Sample preparation involved dissolving a reference standard (10 mg/mL), followed by serial dilution to 25 nmol/mL, yielding a 50 pmol injection per analysis. Chromatographic separation used ion-pair reversed-phase conditions with 10 mM HFIP/7 mM TEA in water (eluent A) and methanol (eluent B). A gradient from 100 % A to 100 % B over 30 min at 0.5 mL/min and 60 °C on a C18 oligonucleotide column provided baseline separation of the main peak.

Instrumentation

• UHPLC pump: AZURA P 8.1L UHPLC
• Autosampler: AZURA AS 6.1L (cooled/heated)
• Column thermostat: AZURA CT2.1
• DAD detector: AZURA DAD 6.1L at 260 nm
• Mass spectrometer: Sciex Triple Quad™ 5500+ with ESI in negative mode
• Software: ClarityChrom 9 and Sciex OS 3.2
• Column: Waters XBridge Oligonucleotide BEH C18, 50×4.6 mm, 2.5 µm

Key results and discussion

The UV trace at 260 nm delivered precise peak areas and retention times for quantification. MS full-scan (m/z 500–1250) revealed charge states z = 7–15, with the most intense at m/z 642.94 (z = 13). Measured m/z values matched theoretical masses within ±0.1 Da, confirming the 8369.9 Da oligonucleotide. Extracted ion chromatograms (Q1MI) at z = 13 permitted selective quantification of NDEP and NPO impurities despite co-elution. The NDEP impurity was quantified at ~6 % and NPO at ~2 % relative to the main peak.

Benefits and practical applications

• Simultaneous quantification and mass confirmation accelerate QC workflows.
• High sensitivity to low-level impurities supports regulatory compliance.
• Ion-pair RP-HPLC ensures reproducible retention and compatibility with MS detection.
• Adaptable to GMP environments for therapeutic oligonucleotide production.

Future trends and applications

Advances may include integration of MS/MS or MRM for sub-percent impurity quantification, automation of sample prep and data analysis, and exploration of novel stationary phases to improve separation of closely related sequences.

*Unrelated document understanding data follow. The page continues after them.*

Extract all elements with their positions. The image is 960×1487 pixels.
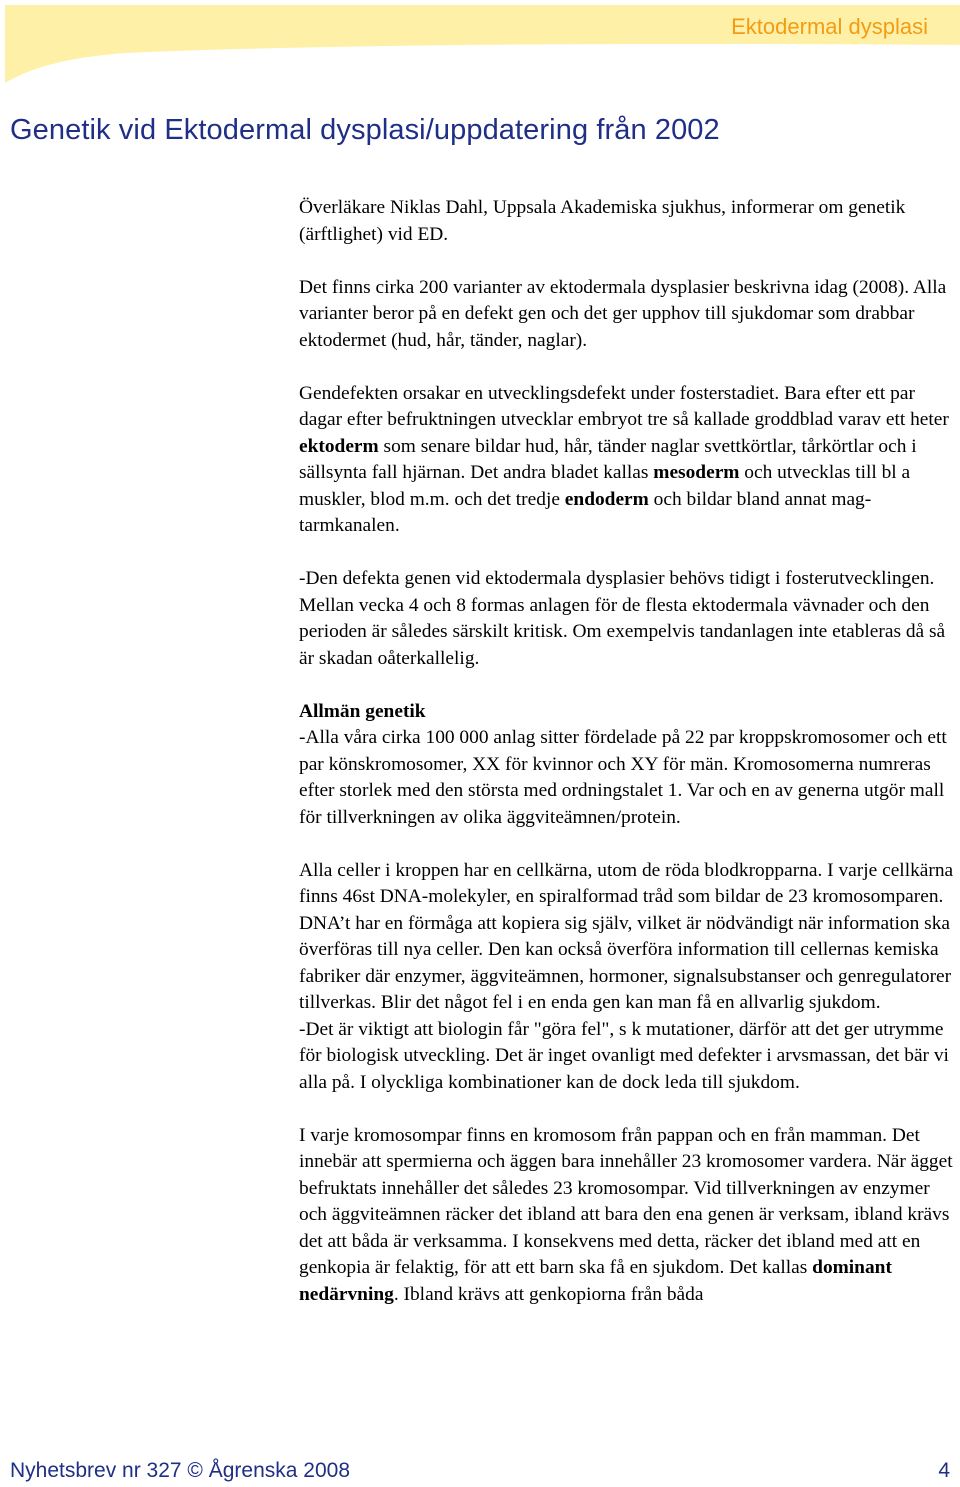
text-segment: och bildar bland annat mag-tarmkanalen. [299, 488, 872, 536]
footer-page-number: 4 [938, 1459, 950, 1482]
paragraph-mutations: -Det är viktigt att biologin får "göra fel", s k mutationer, därför att det ger utrymme för biologisk utveckling. Det är inget ovanligt med defekter i arvsmassan, det bär vi alla på. I olyckliga kombinationer kan de dock leda till sjukdom. [299, 1018, 949, 1093]
header-title: Ektodermal dysplasi [731, 14, 928, 39]
term-dominant: dominant nedärvning [299, 1257, 892, 1305]
paragraph-chromosomes: -Alla våra cirka 100 000 anlag sitter fördelade på 22 par kroppskromosomer och ett par könskromosomer, XX för kvinnor och XY för män. Kromosomerna numreras efter storlek med den största med ordningstalet 1. Var och en av generna utgör mall för tillverkningen av olika äggviteämnen/protein. [299, 727, 947, 828]
paragraph-inheritance [299, 1123, 957, 1309]
paragraph-cells: Alla celler i kroppen har en cellkärna, utom de röda blodkropparna. I varje cellkärna finns 46st DNA-molekyler, en spiralformad tråd som bildar de 23 kromosomparen. DNA’t har en förmåga att kopiera sig själv, vilket är nödvändigt när information ska överföras till nya celler. Den kan också överföra information till cellernas kemiska fabriker där enzymer, äggviteämnen, hormoner, signalsubstanser och genregulatorer tillverkas. Blir det något fel i en enda gen kan man få en allvarlig sjukdom. [299, 859, 954, 1013]
footer-publication: Nyhetsbrev nr 327 © Ågrenska 2008 [10, 1459, 350, 1482]
term-ektoderm: ektoderm [299, 435, 379, 457]
paragraph-gendefect [299, 381, 957, 540]
text-segment: . Ibland krävs att genkopiorna från båda [393, 1283, 704, 1305]
term-mesoderm: mesoderm [653, 462, 740, 483]
paragraph-critical-period: -Den defekta genen vid ektodermala dysplasier behövs tidigt i fosterutvecklingen. Mellan vecka 4 och 8 formas anlagen för de flesta ektodermala vävnader och den perioden är således särskilt kritisk. Om exempelvis tandanlagen inte etableras då så är skadan oåterkallelig. [299, 568, 946, 669]
text-segment: Gendefekten orsakar en utvecklingsdefekt under fosterstadiet. Bara efter ett par dagar efter befruktningen utvecklar embryot tre så kallade groddblad varav ett heter [299, 382, 949, 430]
article-body [299, 195, 957, 1335]
paragraph-intro: Överläkare Niklas Dahl, Uppsala Akademiska sjukhus, informerar om genetik (ärftlighet) vid ED. [299, 197, 906, 245]
text-segment: som senare bildar hud, hår, tänder naglar svettkörtlar, tårkörtlar och i sällsynta fall hjärnan. Det andra bladet kallas [299, 435, 917, 483]
section-heading-text: Allmän genetik [299, 700, 426, 722]
text-segment: I varje kromosompar finns en kromosom från pappan och en från mamman. Det innebär att spermierna och äggen bara innehåller 23 kromosomer vardera. När ägget befruktats innehåller det således 23 kromosompar. Vid tillverkningen av enzymer och äggviteämnen räcker det ibland att bara den ena genen är verksam, ibland krävs det att båda är verksamma. I konsekvens med detta, räcker det ibland med att en genkopia är felaktig, för att ett barn ska få en sjukdom. Det kallas [299, 1124, 953, 1278]
page-title: Genetik vid Ektodermal dysplasi/uppdatering från 2002 [10, 114, 720, 146]
text-segment: och utvecklas till bl a muskler, blod m.m. och det tredje [299, 462, 911, 510]
term-endoderm: endoderm [564, 488, 649, 510]
section-heading [299, 699, 957, 726]
paragraph-variants: Det finns cirka 200 varianter av ektodermala dysplasier beskrivna idag (2008). Alla varianter beror på en defekt gen och det ger upphov till sjukdomar som drabbar ektodermet (hud, hår, tänder, naglar). [299, 276, 947, 351]
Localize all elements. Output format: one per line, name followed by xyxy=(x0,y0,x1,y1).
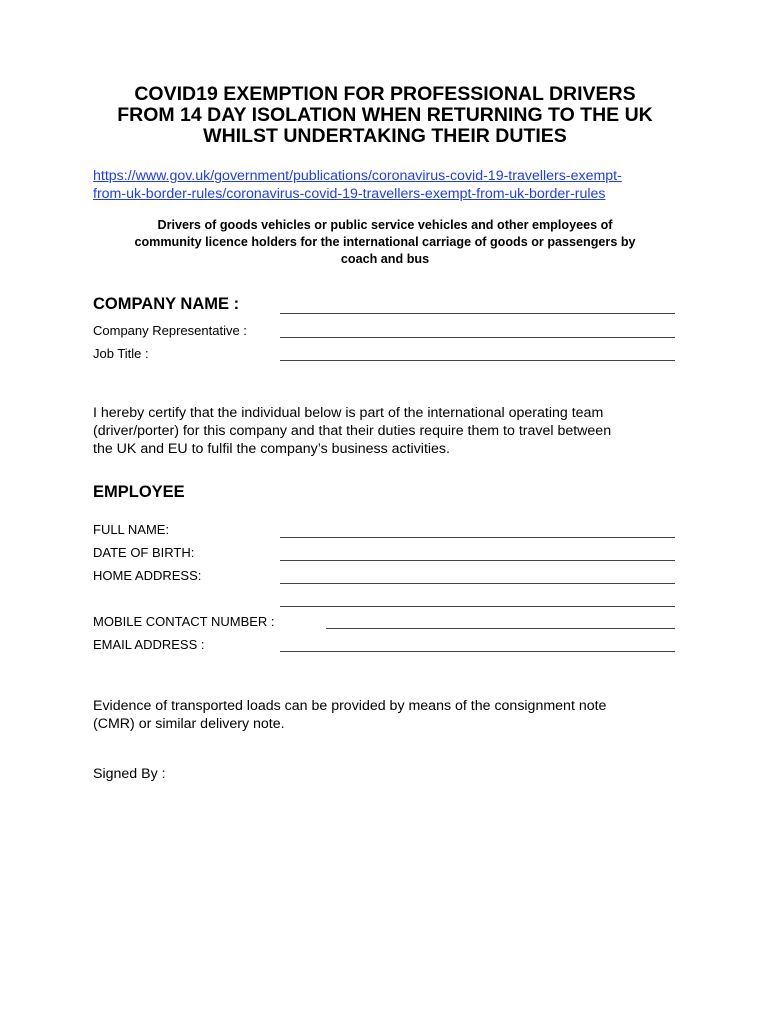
mobile-contact-number-label: MOBILE CONTACT NUMBER : xyxy=(93,614,275,629)
gov-uk-link[interactable] xyxy=(93,167,693,203)
employee-heading: EMPLOYEE xyxy=(93,483,185,501)
link-line[interactable]: https://www.gov.uk/government/publications/coronavirus-covid-19-travellers-exempt- xyxy=(93,168,622,184)
job-title-label: Job Title : xyxy=(93,346,149,361)
certification-line: I hereby certify that the individual below is part of the international operating team xyxy=(93,405,604,421)
certification-line: (driver/porter) for this company and that their duties require them to travel between xyxy=(93,423,612,439)
certification-line: the UK and EU to fulfil the company’s business activities. xyxy=(93,441,450,457)
evidence-line: (CMR) or similar delivery note. xyxy=(93,716,285,732)
date-of-birth-field[interactable] xyxy=(280,560,675,561)
job-title-field[interactable] xyxy=(280,360,675,361)
company-representative-field[interactable] xyxy=(280,337,675,338)
link-line[interactable]: from-uk-border-rules/coronavirus-covid-19-travellers-exempt-from-uk-border-rules xyxy=(93,186,606,202)
company-representative-label: Company Representative : xyxy=(93,323,247,338)
document-title xyxy=(60,84,710,147)
company-name-label: COMPANY NAME : xyxy=(93,295,240,313)
document-subtitle xyxy=(80,217,690,268)
evidence-line: Evidence of transported loads can be provided by means of the consignment note xyxy=(93,698,607,714)
full-name-label: FULL NAME: xyxy=(93,522,170,537)
email-address-label: EMAIL ADDRESS : xyxy=(93,637,205,652)
title-line: WHILST UNDERTAKING THEIR DUTIES xyxy=(203,125,567,147)
subtitle-line: Drivers of goods vehicles or public service vehicles and other employees of xyxy=(157,218,613,232)
email-address-field[interactable] xyxy=(280,651,675,652)
subtitle-line: coach and bus xyxy=(340,252,430,266)
subtitle-line: community licence holders for the international carriage of goods or passengers by xyxy=(134,235,636,249)
signed-by-label: Signed By : xyxy=(93,766,166,782)
certification-text xyxy=(93,404,693,458)
home-address-label: HOME ADDRESS: xyxy=(93,568,202,583)
evidence-text xyxy=(93,697,693,733)
home-address-field[interactable] xyxy=(280,583,675,584)
title-line: FROM 14 DAY ISOLATION WHEN RETURNING TO THE UK xyxy=(117,104,653,126)
company-name-field[interactable] xyxy=(280,313,675,314)
home-address-field-line-2[interactable] xyxy=(280,606,675,607)
date-of-birth-label: DATE OF BIRTH: xyxy=(93,545,195,560)
mobile-contact-number-field[interactable] xyxy=(326,628,675,629)
title-line: COVID19 EXEMPTION FOR PROFESSIONAL DRIVERS xyxy=(134,83,636,105)
full-name-field[interactable] xyxy=(280,537,675,538)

Emerging high-resolution MS platforms will further enhance structural characterization and real-time process monitoring.

Conclusion

The combined HPLC-UV/MS approach provides robust confirmation of oligonucleotide identity, precise quantification of the main product and sensitive detection of impurities. This workflow meets the analytical demands of research, QA/QC and drug development for synthetic oligonucleotides.

References

• Roussis S.G., Rodriguez A.A., Rentel C. Determination of individual oligonucleotide impurities by small amine ion pair-RP HPLC MS and MS/MS: n-1 impurities. Journal of Chromatography B. 1169 (2021) 122611.